Let's say you were watching a child play make-believe with her toys. Would you be angry with her? Would you think she should feel guilty? No. You would recognize this is the natural stage of childhood. This is how the HS sees your attachment to the self. It's not going to stand above you and tell you that you are wrong or stupid and that you should be punished for playing make believe. It's going to get on the floor and play with you until It has your trust and can help you "out grow" make-believe, as it were. There's no reason to feel guilty for your attachment to the self and its world.
what a lesson to learn.. but I need to.. I want to learn how to forgive... and get on the other side where I see the real world... IN time in good time.. I need to wait it out like you did... thank you
and also laughing an extra bit liz, because the description you have used here has clarified two more dreams, lucky for you i get it already :D
im noticing that the gap i perceive and feel between me and HS diminishes in my mind as guilt drops. ah, thankee x
but i dont get what you meant in your first comment will? if it was me, i would have shut it up long ago?
Deb
I had just put on my counselor hat for a moment. Sometimes we get in emotional pain from all the mental activity. I guess I meant if the mind was you(or us)we would have some control over it, could turn it off and take a break. You are a very smart person Hannah which can be a disadvantage. Things like co-dependency is the ego on steroids. The mind becomes a bully and kind of throws you under the bus. ACIM is leading us towards the Holy Spirit showing us the ego is not us. With that we have freedom. "Stepping back" and looking at the mind is the poor mans ACIM. It gives you some space to take a break from the relentless chatter. Nice haircut by the way.
Will - and liz actually. are you speaking of the personal self rather than mind? mind is where we do have choice? it is the chooser? so like.. turning chatter off and having a break is something we can choose, because mind is what chose the chatter in the first place? but the content of the chatterer we cant choose because it isnt us?? and thanks, by the way!

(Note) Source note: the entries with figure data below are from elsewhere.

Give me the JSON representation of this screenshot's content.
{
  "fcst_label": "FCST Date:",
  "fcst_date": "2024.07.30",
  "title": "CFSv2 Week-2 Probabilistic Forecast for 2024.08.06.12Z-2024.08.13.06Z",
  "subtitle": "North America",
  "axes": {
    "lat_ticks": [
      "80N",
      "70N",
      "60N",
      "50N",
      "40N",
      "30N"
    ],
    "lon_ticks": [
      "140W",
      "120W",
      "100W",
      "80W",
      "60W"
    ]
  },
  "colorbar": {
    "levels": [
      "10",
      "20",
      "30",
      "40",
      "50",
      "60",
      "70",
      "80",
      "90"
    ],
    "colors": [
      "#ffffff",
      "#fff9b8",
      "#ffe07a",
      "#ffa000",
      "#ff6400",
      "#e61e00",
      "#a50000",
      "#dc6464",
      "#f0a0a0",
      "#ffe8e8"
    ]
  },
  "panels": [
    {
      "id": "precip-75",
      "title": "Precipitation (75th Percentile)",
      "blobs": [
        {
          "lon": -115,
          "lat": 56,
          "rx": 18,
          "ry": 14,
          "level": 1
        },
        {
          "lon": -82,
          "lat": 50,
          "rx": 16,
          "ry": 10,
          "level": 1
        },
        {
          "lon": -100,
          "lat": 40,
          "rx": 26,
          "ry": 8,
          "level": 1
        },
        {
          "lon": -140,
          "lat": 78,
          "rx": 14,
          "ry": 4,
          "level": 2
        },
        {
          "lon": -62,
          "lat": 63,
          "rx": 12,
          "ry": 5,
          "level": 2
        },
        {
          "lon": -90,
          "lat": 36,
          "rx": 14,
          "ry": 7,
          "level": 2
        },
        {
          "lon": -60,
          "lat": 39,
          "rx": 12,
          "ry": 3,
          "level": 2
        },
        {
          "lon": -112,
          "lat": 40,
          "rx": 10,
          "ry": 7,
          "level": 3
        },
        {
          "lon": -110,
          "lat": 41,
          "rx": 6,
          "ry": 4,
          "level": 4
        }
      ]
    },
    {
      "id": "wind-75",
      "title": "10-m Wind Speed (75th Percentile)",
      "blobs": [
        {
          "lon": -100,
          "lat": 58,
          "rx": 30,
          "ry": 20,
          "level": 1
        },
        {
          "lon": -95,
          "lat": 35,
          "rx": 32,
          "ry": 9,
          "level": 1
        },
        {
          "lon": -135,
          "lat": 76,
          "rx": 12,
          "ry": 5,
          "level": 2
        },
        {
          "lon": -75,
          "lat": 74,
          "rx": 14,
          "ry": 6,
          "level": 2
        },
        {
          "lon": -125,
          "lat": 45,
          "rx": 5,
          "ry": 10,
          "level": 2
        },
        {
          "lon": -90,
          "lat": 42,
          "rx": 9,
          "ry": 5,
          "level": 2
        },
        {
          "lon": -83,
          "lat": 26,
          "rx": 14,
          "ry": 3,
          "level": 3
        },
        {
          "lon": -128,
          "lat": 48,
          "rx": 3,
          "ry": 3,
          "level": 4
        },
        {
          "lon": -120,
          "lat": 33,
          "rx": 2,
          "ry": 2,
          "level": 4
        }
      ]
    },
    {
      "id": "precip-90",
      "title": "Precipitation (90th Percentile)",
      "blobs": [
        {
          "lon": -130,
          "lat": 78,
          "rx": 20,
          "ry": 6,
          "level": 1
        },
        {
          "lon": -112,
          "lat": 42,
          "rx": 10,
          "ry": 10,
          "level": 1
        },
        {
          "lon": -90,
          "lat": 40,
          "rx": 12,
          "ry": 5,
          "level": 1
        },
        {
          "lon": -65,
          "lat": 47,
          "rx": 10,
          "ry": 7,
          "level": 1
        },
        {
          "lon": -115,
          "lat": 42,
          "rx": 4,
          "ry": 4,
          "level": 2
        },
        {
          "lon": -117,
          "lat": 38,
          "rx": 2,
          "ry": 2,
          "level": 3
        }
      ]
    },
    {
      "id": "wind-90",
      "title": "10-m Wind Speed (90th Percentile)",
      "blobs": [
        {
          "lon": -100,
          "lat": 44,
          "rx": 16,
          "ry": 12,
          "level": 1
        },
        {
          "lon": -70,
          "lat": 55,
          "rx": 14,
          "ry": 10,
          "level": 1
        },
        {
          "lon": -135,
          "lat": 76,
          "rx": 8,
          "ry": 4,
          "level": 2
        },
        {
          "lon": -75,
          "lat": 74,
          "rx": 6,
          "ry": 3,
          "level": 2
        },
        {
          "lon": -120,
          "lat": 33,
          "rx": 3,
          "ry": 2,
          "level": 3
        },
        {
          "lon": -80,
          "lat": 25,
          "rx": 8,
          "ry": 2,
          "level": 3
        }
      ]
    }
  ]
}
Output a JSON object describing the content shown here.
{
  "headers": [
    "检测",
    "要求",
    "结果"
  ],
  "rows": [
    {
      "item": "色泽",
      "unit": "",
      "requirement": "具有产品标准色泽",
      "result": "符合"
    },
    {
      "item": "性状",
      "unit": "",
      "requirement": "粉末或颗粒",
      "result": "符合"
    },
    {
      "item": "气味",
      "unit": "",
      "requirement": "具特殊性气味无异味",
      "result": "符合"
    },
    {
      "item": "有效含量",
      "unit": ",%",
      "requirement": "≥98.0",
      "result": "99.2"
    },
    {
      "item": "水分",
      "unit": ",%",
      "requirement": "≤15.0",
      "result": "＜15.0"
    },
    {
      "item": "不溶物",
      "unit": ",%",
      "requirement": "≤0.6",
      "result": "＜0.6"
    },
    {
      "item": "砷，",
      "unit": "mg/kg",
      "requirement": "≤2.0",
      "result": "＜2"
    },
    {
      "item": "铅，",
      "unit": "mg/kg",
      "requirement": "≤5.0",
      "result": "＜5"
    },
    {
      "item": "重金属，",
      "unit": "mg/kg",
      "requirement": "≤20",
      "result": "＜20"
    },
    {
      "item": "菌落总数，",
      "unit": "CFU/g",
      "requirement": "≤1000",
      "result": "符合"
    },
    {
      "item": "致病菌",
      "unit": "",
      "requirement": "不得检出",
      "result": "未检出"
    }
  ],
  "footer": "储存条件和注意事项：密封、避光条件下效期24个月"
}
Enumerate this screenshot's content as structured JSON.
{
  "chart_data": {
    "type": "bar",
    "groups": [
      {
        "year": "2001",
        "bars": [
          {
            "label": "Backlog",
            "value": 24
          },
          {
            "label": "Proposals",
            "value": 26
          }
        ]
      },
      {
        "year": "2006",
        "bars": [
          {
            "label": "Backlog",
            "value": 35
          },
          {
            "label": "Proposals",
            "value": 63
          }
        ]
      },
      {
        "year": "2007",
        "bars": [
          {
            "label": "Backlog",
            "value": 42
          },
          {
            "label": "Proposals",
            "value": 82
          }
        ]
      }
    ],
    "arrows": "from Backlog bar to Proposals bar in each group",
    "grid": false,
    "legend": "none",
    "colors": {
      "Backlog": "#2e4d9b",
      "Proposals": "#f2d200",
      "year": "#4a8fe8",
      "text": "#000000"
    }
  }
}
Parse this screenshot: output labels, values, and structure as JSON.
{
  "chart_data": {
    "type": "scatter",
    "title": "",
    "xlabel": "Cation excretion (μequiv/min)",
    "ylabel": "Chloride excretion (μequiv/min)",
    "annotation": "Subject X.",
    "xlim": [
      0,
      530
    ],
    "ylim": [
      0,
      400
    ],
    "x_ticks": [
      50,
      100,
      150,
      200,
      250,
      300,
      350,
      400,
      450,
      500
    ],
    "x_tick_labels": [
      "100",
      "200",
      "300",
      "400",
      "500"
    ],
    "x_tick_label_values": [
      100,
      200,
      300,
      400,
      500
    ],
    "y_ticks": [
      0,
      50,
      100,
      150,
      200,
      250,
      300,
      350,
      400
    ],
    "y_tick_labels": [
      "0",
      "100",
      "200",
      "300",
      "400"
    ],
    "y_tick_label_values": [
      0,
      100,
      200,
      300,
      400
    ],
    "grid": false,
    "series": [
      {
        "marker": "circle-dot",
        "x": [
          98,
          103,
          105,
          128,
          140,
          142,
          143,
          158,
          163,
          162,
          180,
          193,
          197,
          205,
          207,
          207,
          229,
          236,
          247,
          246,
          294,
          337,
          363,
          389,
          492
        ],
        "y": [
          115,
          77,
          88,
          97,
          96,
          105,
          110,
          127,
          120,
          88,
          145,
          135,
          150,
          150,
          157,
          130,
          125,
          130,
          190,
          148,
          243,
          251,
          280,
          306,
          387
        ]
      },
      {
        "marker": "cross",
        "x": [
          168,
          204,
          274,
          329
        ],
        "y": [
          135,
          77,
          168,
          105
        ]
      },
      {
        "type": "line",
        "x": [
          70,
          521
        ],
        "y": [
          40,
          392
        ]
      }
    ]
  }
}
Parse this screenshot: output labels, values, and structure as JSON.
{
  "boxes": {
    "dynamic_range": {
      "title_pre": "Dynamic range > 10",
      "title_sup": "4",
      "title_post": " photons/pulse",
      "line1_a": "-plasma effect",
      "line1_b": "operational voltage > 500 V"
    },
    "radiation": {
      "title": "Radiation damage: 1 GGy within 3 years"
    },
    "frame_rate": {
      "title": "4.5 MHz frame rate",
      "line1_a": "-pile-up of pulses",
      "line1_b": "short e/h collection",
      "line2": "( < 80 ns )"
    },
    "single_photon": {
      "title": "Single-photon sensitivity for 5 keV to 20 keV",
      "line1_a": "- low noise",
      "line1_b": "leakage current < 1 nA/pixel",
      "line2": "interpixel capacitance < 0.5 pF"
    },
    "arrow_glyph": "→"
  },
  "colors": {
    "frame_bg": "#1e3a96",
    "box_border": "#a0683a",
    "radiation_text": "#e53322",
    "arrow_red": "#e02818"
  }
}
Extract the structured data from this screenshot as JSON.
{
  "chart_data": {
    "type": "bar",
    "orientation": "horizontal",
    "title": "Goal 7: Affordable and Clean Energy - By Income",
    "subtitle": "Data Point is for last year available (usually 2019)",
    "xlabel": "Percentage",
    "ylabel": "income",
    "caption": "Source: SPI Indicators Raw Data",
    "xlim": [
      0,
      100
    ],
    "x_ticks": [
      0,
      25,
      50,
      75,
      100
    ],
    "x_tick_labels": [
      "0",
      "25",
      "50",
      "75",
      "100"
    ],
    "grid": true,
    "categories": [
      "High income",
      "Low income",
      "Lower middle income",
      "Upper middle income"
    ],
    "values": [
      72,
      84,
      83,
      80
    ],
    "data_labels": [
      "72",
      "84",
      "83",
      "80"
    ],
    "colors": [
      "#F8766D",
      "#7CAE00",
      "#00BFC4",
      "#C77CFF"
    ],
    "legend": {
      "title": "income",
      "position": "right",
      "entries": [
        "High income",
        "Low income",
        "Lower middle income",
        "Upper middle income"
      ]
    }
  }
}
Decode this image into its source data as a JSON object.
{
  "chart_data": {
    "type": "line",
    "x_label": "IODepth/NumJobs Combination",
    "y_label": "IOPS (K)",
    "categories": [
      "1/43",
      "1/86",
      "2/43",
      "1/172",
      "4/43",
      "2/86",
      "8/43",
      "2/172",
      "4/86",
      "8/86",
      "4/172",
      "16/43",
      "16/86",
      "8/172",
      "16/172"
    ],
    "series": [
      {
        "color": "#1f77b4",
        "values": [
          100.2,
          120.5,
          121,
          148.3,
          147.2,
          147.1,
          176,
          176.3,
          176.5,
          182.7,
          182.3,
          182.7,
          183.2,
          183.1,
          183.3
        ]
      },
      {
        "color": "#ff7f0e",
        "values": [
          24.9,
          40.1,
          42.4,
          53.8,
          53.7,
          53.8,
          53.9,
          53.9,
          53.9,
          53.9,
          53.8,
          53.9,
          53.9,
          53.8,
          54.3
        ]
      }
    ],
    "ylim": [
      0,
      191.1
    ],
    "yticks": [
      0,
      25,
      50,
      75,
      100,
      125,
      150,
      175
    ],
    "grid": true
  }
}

The beauty of all this is you see right away the voice is "chattering" without your input or participation. And that is ACIM in a nutshell.
i get what you are saying now will, and it puts new meaning into the elvis song 'please dont drag that string around' which has been somewhat stuck in my head ;)
But for what it's worth - and this is not a quibble - there is no comparison (for me) between those decisions and the decision to go with Truth or stay with the ego (brought up by Liz in the last paragraph). Going with Truth implies you know what you're gonna get, you've been there, you can imagine it easily. I suppose I'll just have to upgrade my willingness and my imagination in order to make the ultimate decision.